Ask HN: Invaluable Command-line Tools - squiguy7
How have you configured your shell to speed up your workflow? What tools, editors, or shortcuts have proven to be something you can not live without?
======
codegeek
Someone told me about fish shell once and it makes life so much easier:

[https://fishshell.com/](https://fishshell.com/)

------
vram22
Meta answer:

apropos and man (these are for Unix-like systems, a.k.a POSIX systems (loosely
speaking). But you may find them on Windows too, via Cygwin and its ilk (e.g.
MKS Toolkit (still exists?), UWin, and maybe a few others) and nowadays the
Windows Subsystem for Linux too (WSL - maybe). IIRC that last one is Windows
10 only, though.

This is because the apropos command lets me find commands for some purpose
(apropos some_word) and the man command then lets me learn how to use them.
[1]. (Of course you can look up books and the Internet too, but the man
command is online on the same system you are working on.) Apropos may not work
for every word you try it with, but even with the commands that it works for
(not all may be in its database), it is useful, and enough to be going on with
for a long time, in terms of learning and exploring.
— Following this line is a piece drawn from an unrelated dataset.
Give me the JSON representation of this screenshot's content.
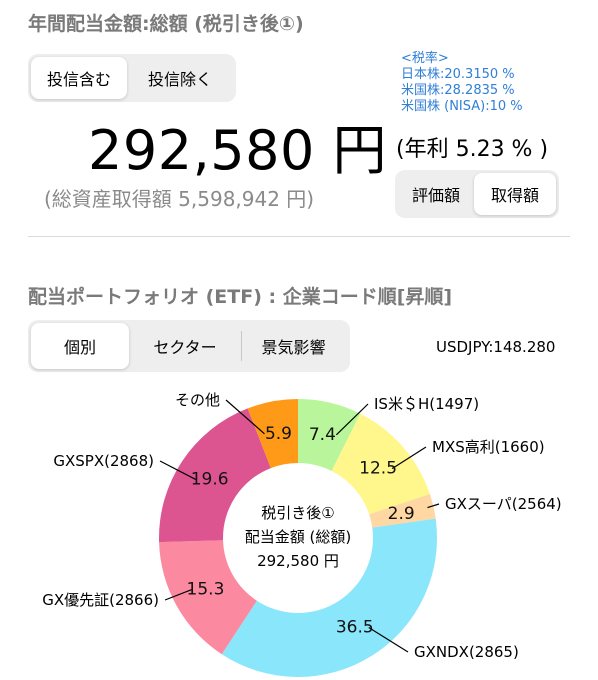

You can learn about the
existence of a lot of new (to you) commands using apropos, and then try them
out, and use them regularly if it makes sense for your needs.

Of course there are more in that meta category too, such as find (powerful
tool to find files matching various criteria in the file system - combine it
with xargs), awk and sed (multipurpose little languages which integrate
beautifully with the shell), and so on.

Related to the man command: Here is a simple utility to help with creating and
reading man pages for topics - coincidentally I had blogged about it a few
days ago, after I mentioned it to a consulting client:

m, a Unix shell utility to save cleaned-up man pages as text:

[https://jugad2.blogspot.in/2017/03/m-unix-shell-utility-
to-s...](https://jugad2.blogspot.in/2017/03/m-unix-shell-utility-to-save-
cleaned-up.html)

Mentioning it to him made me think of blogging about it, although I first
wrote it many years ago on a Unix box. It will work on any Unix variant that
has the shell (sh / ksh / bash), the man command (and the corresponding man
pages installed) and the col command. May work on other shells such as fish,
tcsh or zsh too, but I haven't checked. If not working directly, it probably
can be easily ported to them.

So, taking the examples of the commands mentioned above, this is the first
command to run, using m:

m apropos man

which will generate in ~/man, the man pages (in text format) for the apropos
and man commands, and then:

m find xargs awk sed

which will do the same for those other commands, all of which are powerful and
frequently used in Unix systems.

------
dostoevsky
The ranger [0] file manager is probably my most used app -- it's fast,
extensible and has VI bindings.

[0] [http://www.nongnu.org/ranger/](http://www.nongnu.org/ranger/)

------
frou_dh
sshfs

It's very nice to be able to interact with files on remote computers just like
normal files on your local filesystem.